After we decided on the scan, we began a lengthy discussion about what we might if the they once again showed progression. I started throwing out drug names like a jeopardy contestant: ”What is pazopanib for $500!” Chris just looked at me annoyed – asking if we could use the real names (meaning the brand names) rather than the actual drug names. I condescendingly agreed. (He also makes me call acetaminophen “Tylenol,” soda pop “Coke” and our biological offspring “daughters.”)
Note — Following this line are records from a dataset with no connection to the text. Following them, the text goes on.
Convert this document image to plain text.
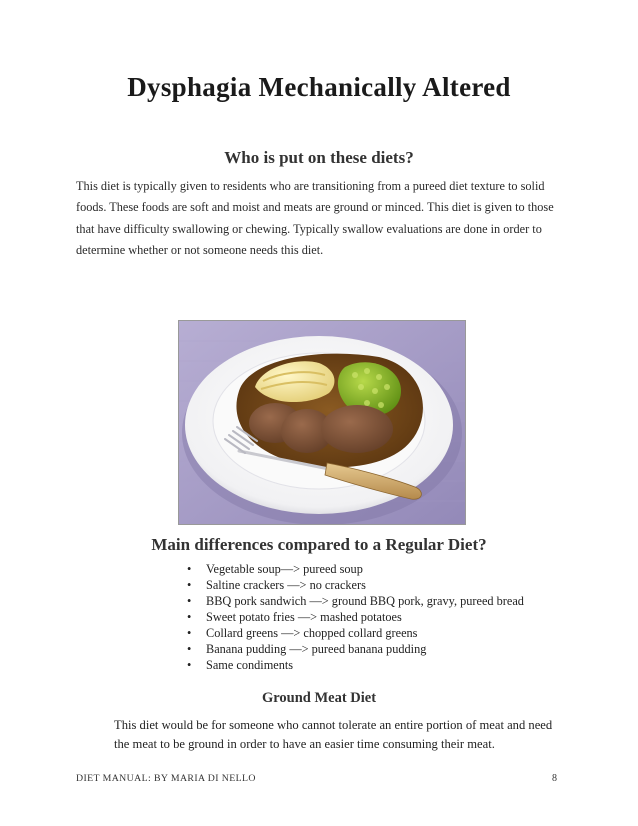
Dysphagia Mechanically Altered
Who is put on these diets?

This diet is typically given to residents who are transitioning from a pureed diet texture to solid foods. These foods are soft and moist and meats are ground or minced. This diet is given to those that have difficulty swallowing or chewing. Typically swallow evaluations are done in order to determine whether or not someone needs this diet.

Main differences compared to a Regular Diet?
• Vegetable soup—> pureed soup
• Saltine crackers —> no crackers
• BBQ pork sandwich —> ground BBQ pork, gravy, pureed bread
• Sweet potato fries —> mashed potatoes
• Collard greens —> chopped collard greens
• Banana pudding —> pureed banana pudding
• Same condiments
Ground Meat Diet

This diet would be for someone who cannot tolerate an entire portion of meat and need the meat to be ground in order to have an easier time consuming their meat.

DIET MANUAL: BY MARIA DI NELLO	8
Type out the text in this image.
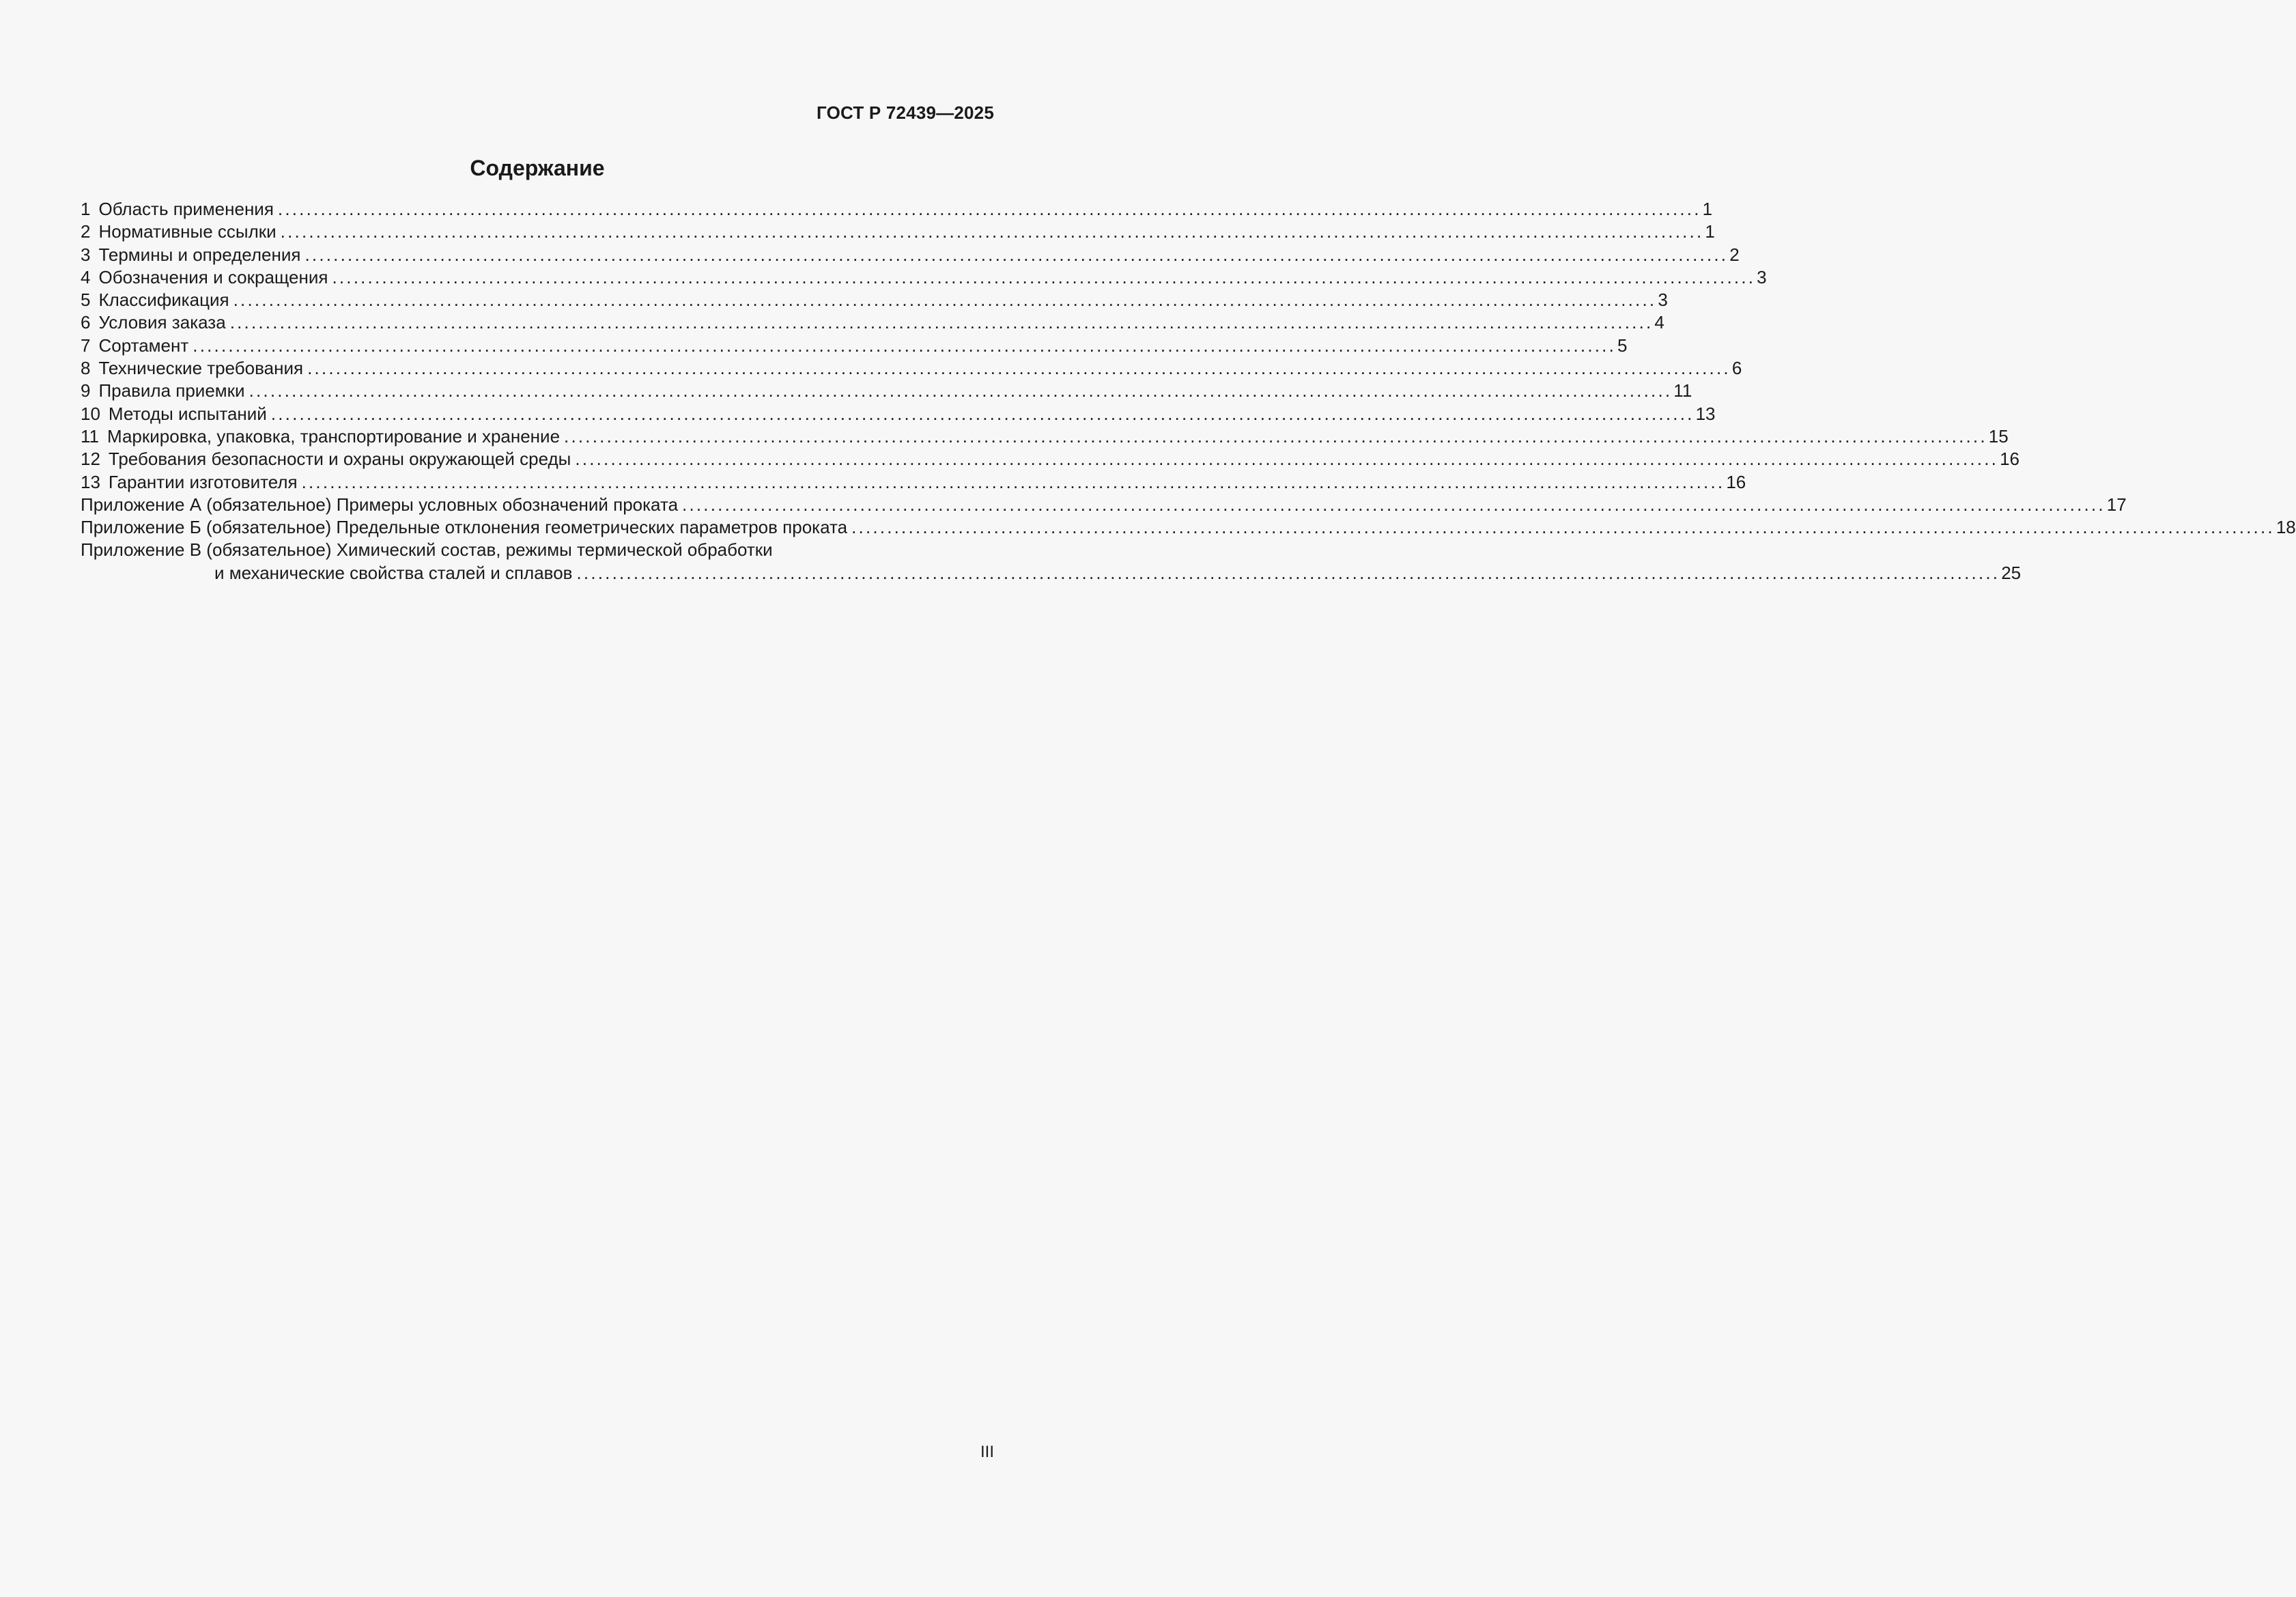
ГОСТ Р 72439—2025
Содержание
1 Область применения ........................................................................................................................................................................................................ 1
2 Нормативные ссылки ........................................................................................................................................................................................................ 1
3 Термины и определения ........................................................................................................................................................................................................ 2
4 Обозначения и сокращения ........................................................................................................................................................................................................ 3
5 Классификация ........................................................................................................................................................................................................ 3
6 Условия заказа ........................................................................................................................................................................................................ 4
7 Сортамент ........................................................................................................................................................................................................ 5
8 Технические требования ........................................................................................................................................................................................................ 6
9 Правила приемки ........................................................................................................................................................................................................ 11
10 Методы испытаний ........................................................................................................................................................................................................ 13
11 Маркировка, упаковка, транспортирование и хранение ........................................................................................................................................................................................................ 15
12 Требования безопасности и охраны окружающей среды ........................................................................................................................................................................................................ 16
13 Гарантии изготовителя ........................................................................................................................................................................................................ 16
Приложение А (обязательное) Примеры условных обозначений проката ........................................................................................................................................................................................................ 17
Приложение Б (обязательное) Предельные отклонения геометрических параметров проката ........................................................................................................................................................................................................ 18
Приложение В (обязательное) Химический состав, режимы термической обработки
и механические свойства сталей и сплавов ........................................................................................................................................................................................................ 25
III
Truth be told, after all the discussions on various drug options, explorations of clinical trials, and, of course, witty repartee, we came to the following conclusion: Who the hell knows? There is no obvious next best step. That’s the problem with kidney cancer treatments – nobody knows why some work and others don’t. After a couple of options, it’s all really a roll of the dice.
That said, we do have other options – and we know how to pronounce them in fancy medical terms. We’re considering a clinical trial at the National Cancer Institute in Bethesda, another clinical trial at Lombardi Comprehensive Cancer Center in Georgetown or sticking with Hopkins and trying another FDA-approved drug – which I call axitinib and Chris calls Inlyta. (Or Tylenol.)
But just when I felt like I was back on my game, fully recovered from the pop CT quiz, I was thrown for a new loop when we got the scan report. The actual cancer results were exactly what we expected, considering we’d just done a scan a month ago: modest progression in the lungs again and stable disease in the lymph nodes. The liver was normal, the spleen was normal, and the uterus was grossly normal.
Uh – what?? I’m sorry, what?? Chris has a uterus? And it’s not just normal but grossly normal?
Hans took it in stride, even offering up a little irony, suggesting, “Let’s wait and see if they catch the mistake on the final report.” If not, he said, we can frame it next to the previous scan report falsely proclaiming Chris’s cirrhosis of the liver. Seems that while our oncologist is trying save Chris’s life, the radiologists are trying to kill him. Or grossly mutate him.
Chris is a little overwrought about his new-found uterus, noting that if he were to get pregnant he would be excluded from both of the clinical trials we’re considering. So he’s gone an abstinence kick.
In the meantime, we’re going to take a week or so to call around and investigate some of these trials and figure out next steps. We’re seriously considering the NCI trial – which is a combination of a drug called Votrient and another one with a name even I can’t remember. It contains a lot of random letters and numbers. R2D2 or something like that. Another trial we like is called FANG. No idea what the acronym stands for, and it doesn’t really look right for us. But, seriously, who can pass up a trial called FANG? Are their venomous snakes involved? Vampires? Who knows, but it sounds exciting.
Thankfully, we’ve been doing research all along, knowing that we might need to make a change; so we’re prepared in terms of having looked at a number of options. And we have a medical team that makes us feel a lot more confident with whatever comes next. So we’ll figure it out.
And with that, I need to run. I’m off to the pharmacy to buy Chris some midol and cookie dough.